To reach underserved women, the NBCCEDP supports an array of strategies, including program management, screening and diagnostic services, data management, quality assurance and quality improvement, evaluation, partnerships, professional development, and recruitment. Providers in the program work collaboratively to provide breast and cervical cancer screening, diagnostic evaluation, and treatment referrals (where appropriate). The program's continued success depends in large part on the complementary efforts of a variety of national organizations, as well as on state and community partners.

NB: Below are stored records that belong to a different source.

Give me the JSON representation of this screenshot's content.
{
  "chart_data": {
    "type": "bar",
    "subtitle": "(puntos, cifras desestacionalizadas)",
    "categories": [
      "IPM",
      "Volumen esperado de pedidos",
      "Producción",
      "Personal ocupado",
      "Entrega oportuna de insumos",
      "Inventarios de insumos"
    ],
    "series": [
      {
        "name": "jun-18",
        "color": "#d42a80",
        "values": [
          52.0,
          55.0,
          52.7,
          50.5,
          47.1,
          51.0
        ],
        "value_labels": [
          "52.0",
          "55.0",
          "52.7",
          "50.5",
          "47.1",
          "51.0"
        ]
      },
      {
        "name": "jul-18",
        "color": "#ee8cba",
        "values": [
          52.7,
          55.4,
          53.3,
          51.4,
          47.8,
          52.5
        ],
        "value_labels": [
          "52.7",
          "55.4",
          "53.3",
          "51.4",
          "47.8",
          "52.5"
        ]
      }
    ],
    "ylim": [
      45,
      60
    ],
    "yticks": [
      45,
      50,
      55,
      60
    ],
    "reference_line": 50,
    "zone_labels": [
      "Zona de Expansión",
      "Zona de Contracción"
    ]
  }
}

Deaths from breast and cervical cancers could be avoided if cancer screening rates increased among women at risk. Deaths from these diseases occur disproportionately among women who are uninsured or underinsured. Mammography and Pap tests are underused by women who have no source or no regular source of health care, women without health insurance, and women who immigrated to the United States within the past 10 years.1

Women Screened through the NBCCEDP, by Year
July 2005 to June 2010
National Aggregate
Description: This bar graph illustrates the number of women who received NBCCEDP-funded screenings by program year from July 2005 to June 2010.
See text description of this graph.

Future Directions

The Program Services Branch (PSB) of CDC's Division of Cancer Prevention and Control administers the NBCCEDP and is engaged in strategic planning to set directions and priorities for the future. Achieving program efficiency and effectiveness will continue to be high priorities.

VISION: Healthy women living cancer-free.

MISSION: To lead and support breast and cervical cancer screening to save lives.


  • Reduce breast and cervical cancer mortality through public health approaches.
  • Address environmental factors* to plan, manage, and communicate priorities.
  • Provide the highest level of support to grantees to maximize their performance.

*Environmental factors are issues that may impact the ability of the PSB to achieve its mission. They include potential reimbursement for more costly new technologies, trends in health care reform and universal coverage, recent evidence of population declines in mammography rates, and increases in the eligible population due to a rise in the number of uninsured women and an aging population.


1Pleis JR, Schiller JS, Benson V. Summary health statistics for U.S. adults: National Health Interview Survey, 2000.Description: External Web Site Icon Vital and Health Statistics. Series 10, Data from the National Health Survey. 2003;(215):1-132.